The loaded promise
One of the most striking things about the motor industry is its diversity; not just in terms of products but the preferences of various regions. Every continent, nation, country, often even province is different from the next and what sells next door may not even feature on the newest local brochure.
In South Africa, the bakkie is king. Hilux, KB, Ranger, Amarok, Navara, Triton and others are clogging up the roads. By comparison, German streets are almost devoid of pick-ups and littered with station wagons (estates), usually of the four-ring variety and coated in dark grey.
The estate versions of sedans were shoved off our motoring scene first by Kombis (which ironically is what the Germans call an estate) and then by the invincible double-cab and its SUV brethren. With the promise of an active, outdoorsy lifestyle, the loaded station wagon with NAM sticker became a rare breed.
The Germans, Volvo and Honda’s brilliant Accord are the only station wagons left to fight about sales crumbs. Apologies, does my appreciation for estates appear slightly obvious? I’ve never owned one and don’t need one right now but I’d like to think that if such needs ever arrive, they’ll still be around.
The Accord Tourer and its sedan sisters were rejuvenated about a year ago and in the highest spec features cutting-edge tech like lane-keeping assistance, collision mitigation and radar-guided cruise control. There are areas where it seems a bit dated though, like its ever-so-cramped cabin and lack of satellite navigation.
Still, its interior is a sober and well-built affair with swooping surfaces, pleasing textures and black leather, snazzy instruments, clever on-board computer, adjustable multi-function steering wheel, powered conveniences, auto lights and wipers to entertain the most discerning exec.
The Accord also has a whacking great sound system with multiple CD and mp3/wma/USB/ipod capability, Bluetooth, heated front seats and dual climate control. The rear seats aren’t the roomiest but the massive cargo area makes up for that as it extends from 406L to 660L with said seats gooi’d plat.
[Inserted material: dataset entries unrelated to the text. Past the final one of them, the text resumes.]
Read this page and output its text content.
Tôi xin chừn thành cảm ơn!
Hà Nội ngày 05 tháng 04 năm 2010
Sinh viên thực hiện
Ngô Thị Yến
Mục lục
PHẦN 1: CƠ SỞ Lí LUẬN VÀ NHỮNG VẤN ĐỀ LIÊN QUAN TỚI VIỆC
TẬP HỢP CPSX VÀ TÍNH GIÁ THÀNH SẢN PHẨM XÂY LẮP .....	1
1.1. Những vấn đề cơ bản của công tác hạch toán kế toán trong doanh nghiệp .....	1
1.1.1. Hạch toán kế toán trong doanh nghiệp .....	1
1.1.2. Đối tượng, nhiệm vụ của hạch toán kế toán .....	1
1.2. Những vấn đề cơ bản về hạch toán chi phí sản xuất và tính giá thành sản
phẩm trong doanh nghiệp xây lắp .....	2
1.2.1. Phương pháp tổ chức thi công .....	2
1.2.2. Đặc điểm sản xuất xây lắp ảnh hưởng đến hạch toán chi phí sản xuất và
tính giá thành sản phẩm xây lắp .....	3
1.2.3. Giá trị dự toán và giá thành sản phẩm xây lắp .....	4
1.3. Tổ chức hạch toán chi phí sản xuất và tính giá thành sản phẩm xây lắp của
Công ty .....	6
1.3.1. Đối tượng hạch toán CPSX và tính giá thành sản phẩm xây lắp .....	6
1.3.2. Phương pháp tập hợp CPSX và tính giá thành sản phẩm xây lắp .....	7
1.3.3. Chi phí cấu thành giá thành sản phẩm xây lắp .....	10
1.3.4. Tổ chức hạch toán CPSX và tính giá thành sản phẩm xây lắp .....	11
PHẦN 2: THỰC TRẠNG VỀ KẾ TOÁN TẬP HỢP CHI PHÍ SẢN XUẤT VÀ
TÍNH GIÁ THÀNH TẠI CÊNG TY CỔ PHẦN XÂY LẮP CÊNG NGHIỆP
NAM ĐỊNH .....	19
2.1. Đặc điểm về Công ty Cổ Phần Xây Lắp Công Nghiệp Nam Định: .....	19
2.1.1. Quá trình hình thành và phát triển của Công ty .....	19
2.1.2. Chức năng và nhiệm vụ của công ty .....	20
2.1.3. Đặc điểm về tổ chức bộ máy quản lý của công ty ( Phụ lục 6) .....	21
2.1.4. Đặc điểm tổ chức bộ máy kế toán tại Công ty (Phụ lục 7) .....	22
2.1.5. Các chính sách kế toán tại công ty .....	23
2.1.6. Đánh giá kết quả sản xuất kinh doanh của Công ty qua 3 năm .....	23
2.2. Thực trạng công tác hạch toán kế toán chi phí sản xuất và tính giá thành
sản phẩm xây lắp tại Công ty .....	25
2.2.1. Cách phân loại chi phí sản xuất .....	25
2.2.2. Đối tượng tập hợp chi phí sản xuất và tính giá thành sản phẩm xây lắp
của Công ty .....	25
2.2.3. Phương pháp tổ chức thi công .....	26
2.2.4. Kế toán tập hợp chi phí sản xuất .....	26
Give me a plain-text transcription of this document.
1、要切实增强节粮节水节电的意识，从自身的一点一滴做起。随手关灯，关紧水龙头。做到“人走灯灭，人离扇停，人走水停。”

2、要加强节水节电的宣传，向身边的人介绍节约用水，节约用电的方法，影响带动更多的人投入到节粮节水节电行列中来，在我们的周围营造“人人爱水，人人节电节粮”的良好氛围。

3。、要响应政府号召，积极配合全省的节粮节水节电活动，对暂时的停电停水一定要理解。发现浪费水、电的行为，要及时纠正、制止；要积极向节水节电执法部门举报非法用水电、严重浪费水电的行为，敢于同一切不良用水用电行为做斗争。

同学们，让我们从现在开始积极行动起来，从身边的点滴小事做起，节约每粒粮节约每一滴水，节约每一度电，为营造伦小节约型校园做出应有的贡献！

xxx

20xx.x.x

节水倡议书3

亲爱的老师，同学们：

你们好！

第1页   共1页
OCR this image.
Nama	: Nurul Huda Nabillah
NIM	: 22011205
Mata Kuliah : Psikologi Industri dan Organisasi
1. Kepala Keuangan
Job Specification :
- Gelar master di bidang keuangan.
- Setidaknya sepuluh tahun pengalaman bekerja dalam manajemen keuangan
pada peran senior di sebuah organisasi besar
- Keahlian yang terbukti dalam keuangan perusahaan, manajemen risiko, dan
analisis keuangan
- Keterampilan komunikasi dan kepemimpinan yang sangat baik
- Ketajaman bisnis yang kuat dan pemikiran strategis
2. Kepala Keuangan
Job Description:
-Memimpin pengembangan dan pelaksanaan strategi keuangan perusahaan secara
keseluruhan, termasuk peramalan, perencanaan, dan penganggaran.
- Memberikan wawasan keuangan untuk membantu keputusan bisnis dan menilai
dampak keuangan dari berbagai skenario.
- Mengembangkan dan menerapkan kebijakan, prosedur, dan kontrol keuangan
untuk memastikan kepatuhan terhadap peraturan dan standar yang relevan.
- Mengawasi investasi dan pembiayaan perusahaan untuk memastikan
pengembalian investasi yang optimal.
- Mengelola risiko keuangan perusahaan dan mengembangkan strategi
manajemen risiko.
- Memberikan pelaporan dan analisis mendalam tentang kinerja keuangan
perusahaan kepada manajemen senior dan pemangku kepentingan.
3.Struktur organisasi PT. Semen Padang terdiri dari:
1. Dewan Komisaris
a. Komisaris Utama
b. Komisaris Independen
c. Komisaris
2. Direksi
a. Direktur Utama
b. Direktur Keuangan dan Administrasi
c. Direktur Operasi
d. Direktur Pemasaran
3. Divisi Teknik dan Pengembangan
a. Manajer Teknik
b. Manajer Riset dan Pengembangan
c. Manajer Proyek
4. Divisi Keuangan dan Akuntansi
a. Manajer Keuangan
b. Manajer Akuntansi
It also features rear ventilation, glass sunroof, electric tailgate, remote central locking, front and rear parking sensors, ABS brakes with EBD and EBA, VCS stability control, trailer stability assist, six airbags, active headrests, ISOFIX anchors, alarm/immobiliser and bi-Xenon headlights with high-beam assist.
Last-named was slightly disappointing and although it looks like the Accord Tourer can carry 500-odd kg of weight, it sank to its knees pretty quickly with a full complement of adults on board. I’m hoping that the soggy rear end was only a fault on our test vehicle, as these cars need to ferry more than that without fuss.
Something which operates with minimal fuss is Honda’s trusty old 2.4-litre in-line four-cylinder petrol engine. This 148kW (201hp), 234Nm unit is matched to a slick, short-throw six-speed manual gearbox to reach 100km/h in 8.5 seconds and a top speed of 222km/h.
The motor develops decent low and mid-range torque but in true Honda fashion, loves to scream its way into the 7,000rpm red-zone. Driven sensibly, Honda claims average consumption of 8.9L/100km and our average of 10 proves that it should be achievable.
Driving the Accord Tourer is child’s play with very responsive steering, a friendly clutch, comfortable suspension and that great all-rounder engine. The traction control is rather invasive when annoyed but can be de-activated for some fun, the car’s handling is commendable and parking is made easier by those park beepers.
Despite its sixth ratio, the Accord revs higher than its competitors at highway speeds. This doesn’t affect fuel consumption though and makes sure the engine isn’t too far from its mid to high-rev power reserves. Relentless rain and strong wind wasn’t a problem for the Tourer – it always felt composed and sure-footed.
The Accord in sedan or Tourer form has always been and will probably always be one of the motor industry’s most overlooked cars. Tourer prices start at N$404,400 and go through two engines (petrol or turbo-diesel), manual or auto gearbox and two spec levels to end at N$450,500.
That’s slightly expensive but still competitive when compared to its rivals. Included in the price is a 3-year/100,000km warranty and 5-year/90,000km service plan. A brief chat to any Honda dealer will also reveal that Accords (not just Tourers) are incredibly reliable and hold their value reasonably well.